The bench remarked, “notwithstanding the aforementioned vagueness and the ulterior motive that prompted the petitioner to approach the government and this court, it is deemed appropriate to observe that undertrials, whose cause, the petitioner claims to have projected in this petition, are facing trials before the respective courts”.
The judges said that judicial avenues were/are available to such undertrials for the redressal of any grievance concerning their detention. The omission on their part to avail themselves of these legal remedies is indicative of the fact that they are not genuinely aggrieved by their retention in the prisons outside the UT of Jammu and Kashmir.
It also held “since an institutional mechanism is already in place to protect the rights of these undertrial prisoners and none of the person(s) alleged to be aggrieved of his/their detention in prisons outside the Union Territory of Jammu and Kashmir, has/have approached this court even through this institutional framework, the petitioner, in her capacity as a leader of the political party, lacks the standing to espouse their cause”.

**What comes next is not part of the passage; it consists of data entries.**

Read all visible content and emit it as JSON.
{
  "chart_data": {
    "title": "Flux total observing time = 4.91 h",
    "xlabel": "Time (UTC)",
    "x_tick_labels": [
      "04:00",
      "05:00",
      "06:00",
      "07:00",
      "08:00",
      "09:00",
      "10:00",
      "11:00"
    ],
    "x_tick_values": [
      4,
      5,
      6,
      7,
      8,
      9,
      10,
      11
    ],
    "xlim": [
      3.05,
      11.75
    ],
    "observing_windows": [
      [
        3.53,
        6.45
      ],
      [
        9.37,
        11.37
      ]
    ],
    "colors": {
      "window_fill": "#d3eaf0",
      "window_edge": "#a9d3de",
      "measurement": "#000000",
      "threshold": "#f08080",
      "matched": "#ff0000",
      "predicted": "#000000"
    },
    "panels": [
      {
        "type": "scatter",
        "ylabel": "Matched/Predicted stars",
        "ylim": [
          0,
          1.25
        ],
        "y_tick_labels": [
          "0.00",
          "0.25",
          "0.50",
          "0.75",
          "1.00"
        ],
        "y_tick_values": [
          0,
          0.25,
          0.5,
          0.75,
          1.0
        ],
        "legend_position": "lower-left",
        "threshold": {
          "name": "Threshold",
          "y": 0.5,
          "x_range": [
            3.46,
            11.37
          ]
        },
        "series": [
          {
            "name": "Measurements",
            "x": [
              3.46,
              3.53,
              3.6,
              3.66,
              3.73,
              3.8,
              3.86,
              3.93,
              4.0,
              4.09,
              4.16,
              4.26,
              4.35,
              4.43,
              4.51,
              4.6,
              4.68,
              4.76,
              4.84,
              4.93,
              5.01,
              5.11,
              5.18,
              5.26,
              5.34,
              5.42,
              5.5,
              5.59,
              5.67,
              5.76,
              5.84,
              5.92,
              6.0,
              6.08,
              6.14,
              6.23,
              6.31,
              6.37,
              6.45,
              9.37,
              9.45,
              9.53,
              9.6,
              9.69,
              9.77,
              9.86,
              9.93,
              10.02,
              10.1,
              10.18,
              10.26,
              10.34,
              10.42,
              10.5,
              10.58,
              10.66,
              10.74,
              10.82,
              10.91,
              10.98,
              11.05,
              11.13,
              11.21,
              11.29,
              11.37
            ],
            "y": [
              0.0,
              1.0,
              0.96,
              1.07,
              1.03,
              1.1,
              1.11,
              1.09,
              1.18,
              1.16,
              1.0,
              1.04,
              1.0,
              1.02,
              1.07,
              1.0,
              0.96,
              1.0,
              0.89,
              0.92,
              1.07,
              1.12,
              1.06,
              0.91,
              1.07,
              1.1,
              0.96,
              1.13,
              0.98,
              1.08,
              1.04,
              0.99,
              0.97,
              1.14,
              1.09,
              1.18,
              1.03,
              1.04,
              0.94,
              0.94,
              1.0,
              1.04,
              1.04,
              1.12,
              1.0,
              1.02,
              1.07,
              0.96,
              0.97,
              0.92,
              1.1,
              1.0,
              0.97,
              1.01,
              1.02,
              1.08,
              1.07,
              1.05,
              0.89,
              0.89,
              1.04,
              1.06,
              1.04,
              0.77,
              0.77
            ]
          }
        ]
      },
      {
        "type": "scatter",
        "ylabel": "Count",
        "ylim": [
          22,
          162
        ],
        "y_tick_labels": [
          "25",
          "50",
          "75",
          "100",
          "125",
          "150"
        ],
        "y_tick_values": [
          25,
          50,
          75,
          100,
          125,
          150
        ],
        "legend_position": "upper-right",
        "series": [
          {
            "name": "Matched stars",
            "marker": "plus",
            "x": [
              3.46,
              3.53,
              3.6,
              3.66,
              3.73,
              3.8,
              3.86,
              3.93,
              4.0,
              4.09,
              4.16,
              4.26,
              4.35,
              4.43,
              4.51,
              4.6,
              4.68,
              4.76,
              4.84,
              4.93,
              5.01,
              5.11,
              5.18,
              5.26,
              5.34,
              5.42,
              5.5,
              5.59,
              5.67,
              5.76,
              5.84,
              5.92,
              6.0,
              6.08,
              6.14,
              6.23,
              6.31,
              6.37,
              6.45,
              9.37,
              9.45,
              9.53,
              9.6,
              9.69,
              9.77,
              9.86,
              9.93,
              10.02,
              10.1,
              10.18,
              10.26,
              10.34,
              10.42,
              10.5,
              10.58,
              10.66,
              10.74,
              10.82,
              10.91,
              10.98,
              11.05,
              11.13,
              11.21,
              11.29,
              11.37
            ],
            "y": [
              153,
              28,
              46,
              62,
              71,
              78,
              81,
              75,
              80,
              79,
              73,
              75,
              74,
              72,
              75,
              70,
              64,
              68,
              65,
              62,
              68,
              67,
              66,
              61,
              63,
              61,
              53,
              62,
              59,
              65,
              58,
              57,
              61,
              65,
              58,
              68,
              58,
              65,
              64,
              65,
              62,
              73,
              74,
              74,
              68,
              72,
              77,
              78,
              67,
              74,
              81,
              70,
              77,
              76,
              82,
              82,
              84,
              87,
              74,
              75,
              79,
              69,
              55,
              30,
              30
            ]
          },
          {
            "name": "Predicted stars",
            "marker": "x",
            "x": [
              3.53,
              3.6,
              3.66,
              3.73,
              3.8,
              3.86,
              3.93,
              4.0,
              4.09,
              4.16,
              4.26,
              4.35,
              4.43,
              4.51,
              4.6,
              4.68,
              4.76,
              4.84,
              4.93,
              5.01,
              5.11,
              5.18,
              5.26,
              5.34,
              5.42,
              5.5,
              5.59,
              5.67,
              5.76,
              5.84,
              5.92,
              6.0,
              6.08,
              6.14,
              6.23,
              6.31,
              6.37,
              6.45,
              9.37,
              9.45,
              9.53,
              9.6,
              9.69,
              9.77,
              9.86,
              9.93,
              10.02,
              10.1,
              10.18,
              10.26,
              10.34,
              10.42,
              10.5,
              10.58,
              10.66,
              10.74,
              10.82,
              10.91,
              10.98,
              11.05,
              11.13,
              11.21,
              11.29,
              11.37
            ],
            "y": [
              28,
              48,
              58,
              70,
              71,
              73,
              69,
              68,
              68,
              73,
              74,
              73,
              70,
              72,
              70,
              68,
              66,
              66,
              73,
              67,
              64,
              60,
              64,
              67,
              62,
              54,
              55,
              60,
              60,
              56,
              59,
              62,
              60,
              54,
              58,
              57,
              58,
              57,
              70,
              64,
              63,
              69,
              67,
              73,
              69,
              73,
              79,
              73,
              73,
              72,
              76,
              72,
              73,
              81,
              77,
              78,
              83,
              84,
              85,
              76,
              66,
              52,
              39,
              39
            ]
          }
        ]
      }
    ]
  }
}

Court also rejected the petitioner’s request for omnibus directions terming it legally unsustainable, “particularly as no specific transfer orders have been challenged or even brought on record for the court’s consideration”.
The court added that the affected undertrials have raised no grievance regarding their transfer to prisons outside UT of Jammu and Kashmir, the petitioner stands as a third-party stranger to the cause and has no locus standi to invoke the court’s jurisdiction.
“The petitioner has miserably failed to specify the particulars of such families and of those undertrial prisoners, whose cause the petitioner has claimed to project through the medium of this petition and has not even mentioned the nature of the cases in which the undertrial prisoners have been detained in prisons out of the Union Territory of Jammu and Kashmir,” it added.
The bench concluded their judgment by noting “a PIL is maintainable only upon a prima facie showing of public interest. Where such interest is in doubt or compromised by extraneous considerations, the court must decline to interfere, as preventing the abuse of legal process is, in itself, a matter of significant public interest.”